8. Prevent Regression

Add a test so it doesn't come back:

test('login sets user ID in session', async () => {
  const user = await login({ email: 'test@example.com', password: 'pass' });
  
  expect(session.userId).toBe(user.id);
  expect(session.userId).not.toBeNull();
});

Debugging Techniques

Binary Search

Cut the problem space in half repeatedly:

// Does the bug happen before or after this line?
console.log('CHECKPOINT 1');
// ... code ...
console.log('CHECKPOINT 2');
// ... code ...
console.log('CHECKPOINT 3');

Rubber Duck Debugging

Explain the code line by line out loud.
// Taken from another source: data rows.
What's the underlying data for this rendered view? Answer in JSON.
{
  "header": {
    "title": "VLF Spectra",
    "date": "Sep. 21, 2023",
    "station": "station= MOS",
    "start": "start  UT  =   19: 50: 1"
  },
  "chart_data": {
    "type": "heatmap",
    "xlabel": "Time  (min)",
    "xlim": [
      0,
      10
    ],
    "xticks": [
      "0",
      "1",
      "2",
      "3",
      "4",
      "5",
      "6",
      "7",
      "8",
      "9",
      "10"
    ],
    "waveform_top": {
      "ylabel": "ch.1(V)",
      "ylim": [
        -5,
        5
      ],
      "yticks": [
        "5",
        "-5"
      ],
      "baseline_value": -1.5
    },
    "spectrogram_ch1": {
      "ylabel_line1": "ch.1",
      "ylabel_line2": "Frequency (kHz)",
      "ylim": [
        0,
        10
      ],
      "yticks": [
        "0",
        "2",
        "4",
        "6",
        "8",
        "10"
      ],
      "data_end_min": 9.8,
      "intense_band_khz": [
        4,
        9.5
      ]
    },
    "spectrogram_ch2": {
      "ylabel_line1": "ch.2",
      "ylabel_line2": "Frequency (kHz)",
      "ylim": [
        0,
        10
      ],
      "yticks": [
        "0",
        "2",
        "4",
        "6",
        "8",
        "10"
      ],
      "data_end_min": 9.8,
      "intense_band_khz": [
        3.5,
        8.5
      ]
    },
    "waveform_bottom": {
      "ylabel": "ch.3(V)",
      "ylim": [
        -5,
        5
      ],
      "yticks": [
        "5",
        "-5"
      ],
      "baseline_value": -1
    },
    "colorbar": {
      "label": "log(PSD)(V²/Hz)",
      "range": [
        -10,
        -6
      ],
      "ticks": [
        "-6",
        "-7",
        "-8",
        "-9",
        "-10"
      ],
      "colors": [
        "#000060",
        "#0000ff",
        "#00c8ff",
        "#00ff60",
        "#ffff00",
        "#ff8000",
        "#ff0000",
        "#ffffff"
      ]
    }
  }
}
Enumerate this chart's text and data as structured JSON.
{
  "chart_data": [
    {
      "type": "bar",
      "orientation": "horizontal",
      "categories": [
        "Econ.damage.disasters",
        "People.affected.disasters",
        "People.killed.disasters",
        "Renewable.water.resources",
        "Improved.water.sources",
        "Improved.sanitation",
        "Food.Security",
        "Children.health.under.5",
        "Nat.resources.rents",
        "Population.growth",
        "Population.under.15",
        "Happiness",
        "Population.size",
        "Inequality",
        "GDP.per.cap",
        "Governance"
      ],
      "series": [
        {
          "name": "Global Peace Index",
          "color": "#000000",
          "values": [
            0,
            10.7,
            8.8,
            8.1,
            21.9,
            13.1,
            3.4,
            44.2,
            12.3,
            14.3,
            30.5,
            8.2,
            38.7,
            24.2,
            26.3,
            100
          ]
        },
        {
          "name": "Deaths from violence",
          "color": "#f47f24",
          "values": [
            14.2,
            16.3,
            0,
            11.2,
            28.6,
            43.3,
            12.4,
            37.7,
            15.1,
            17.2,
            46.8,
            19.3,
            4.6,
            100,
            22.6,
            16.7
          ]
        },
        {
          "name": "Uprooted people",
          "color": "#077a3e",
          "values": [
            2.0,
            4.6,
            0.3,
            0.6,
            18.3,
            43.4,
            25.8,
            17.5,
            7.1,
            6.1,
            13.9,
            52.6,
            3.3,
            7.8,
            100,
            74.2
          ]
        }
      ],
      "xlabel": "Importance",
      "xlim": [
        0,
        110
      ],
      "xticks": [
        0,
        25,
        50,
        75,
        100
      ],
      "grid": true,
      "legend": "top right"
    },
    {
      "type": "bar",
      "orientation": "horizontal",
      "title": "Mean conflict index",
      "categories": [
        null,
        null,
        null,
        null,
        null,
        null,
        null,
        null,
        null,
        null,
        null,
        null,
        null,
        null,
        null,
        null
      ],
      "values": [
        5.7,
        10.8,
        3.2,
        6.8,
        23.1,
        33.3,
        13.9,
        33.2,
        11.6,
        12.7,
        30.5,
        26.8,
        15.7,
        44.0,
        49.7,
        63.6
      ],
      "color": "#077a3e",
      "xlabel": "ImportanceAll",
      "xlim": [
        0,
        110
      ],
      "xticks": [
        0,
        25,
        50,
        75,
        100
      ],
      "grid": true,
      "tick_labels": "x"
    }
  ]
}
Often you'll spot the issue while explaining.

Print Debugging

Strategic console.logs:

console.log('Input:', input);
console.log('After transform:', transformed);
console.log('Before save:', data);
console.log('Result:', result);

Diff Debugging

Compare working vs broken:

  • What changed recently?
  • What's different between environments?
  • What's different in the data?

Time Travel Debugging

Use git to find when it broke:

git bisect start
git bisect bad  # Current commit is broken
git bisect good abc123  # This old commit worked
### Git will check out commits for you to test

Common Bug Patterns

Null/Undefined

// Bug
const name = user.profile.name;

// Fix
const name = user?.profile?.name || 'Unknown';

// Better fix
if (!user || !user.profile) {
  throw new Error('User profile required');
}
const name = user.profile.name;

Race Condition

// Bug
let data = null;
fetchData().then(result => data = result);
console.log(data); // null - not loaded yet

// Fix
const data = await fetchData();
console.log(data); // correct value

Off-by-One

// Bug
for (let i = 0; i <= array.length; i++) {
  console.log(array[i]); // undefined on last iteration
}

// Fix
for (let i = 0; i < array.length; i++) {
  console.log(array[i]);
}

Type Coercion

// Bug
if (count == 0) { // true for "", [], null
  
// Fix
if (count === 0) { // only true for 0

Async Without Await

// Bug
const result = asyncFunction(); // Returns Promise
console.log(result.data); // undefined

// Fix
const result = await asyncFunction();
console.log(result.data); // correct value

Debugging Tools

Browser DevTools

Console: View logs and errors
Sources: Set breakpoints, step through code
Network: Check API calls and responses
Application: View cookies, storage, cache
Performance: Find slow operations

Node.js Debugging

// Built-in debugger
node --inspect app.js

// Then open chrome://inspect in Chrome

VS Code Debugging

// .vscode/launch.json
{
  "type": "node",
  "request": "launch",
  "name": "Debug App",
  "program": "${workspaceFolder}/app.js"
}

When You're Stuck

  1. Take a break (seriously, walk away for 10 minutes)
  2. Explain it to someone else (or a rubber duck)
  3. Search for the exact error message
  4. Check if it's a known issue (GitHub issues, Stack Overflow)
  5. Simplify: Create minimal reproduction
  6. Start over: Delete and rewrite the problematic code
  7. Ask for help (provide context, what you've tried)

Documentation Template

After fixing, document it:

### Bug: Login timeout after 30 seconds

**Symptom:** Users get logged out immediately after login

**Root Cause:** Session cookie expires before auth check completes

**Fix:** Increased session timeout from 30s to 3600s in config

**Files Changed:**
- config/session.js (line 12)

**Testing:** Verified login persists for 1 hour

**Prevention:** Added test for session persistence

Key Principles

  • Reproduce first, fix second
  • Follow the evidence, don't guess
  • Fix root cause, not symptoms
  • Test the fix thoroughly
  • Add tests to prevent regression
  • Document what you learned

Related Skills

  • @systematic-debugging - Advanced debugging
  • @test-driven-development - Testing
  • @codebase-audit-pre-push - Code review

Limitations

  • Use this skill only when the task clearly matches the scope described above.
  • Do not treat the output as a substitute for environment-specific validation, testing, or expert review.
  • Stop and ask for clarification if required inputs, permissions, safety boundaries, or success criteria are missing.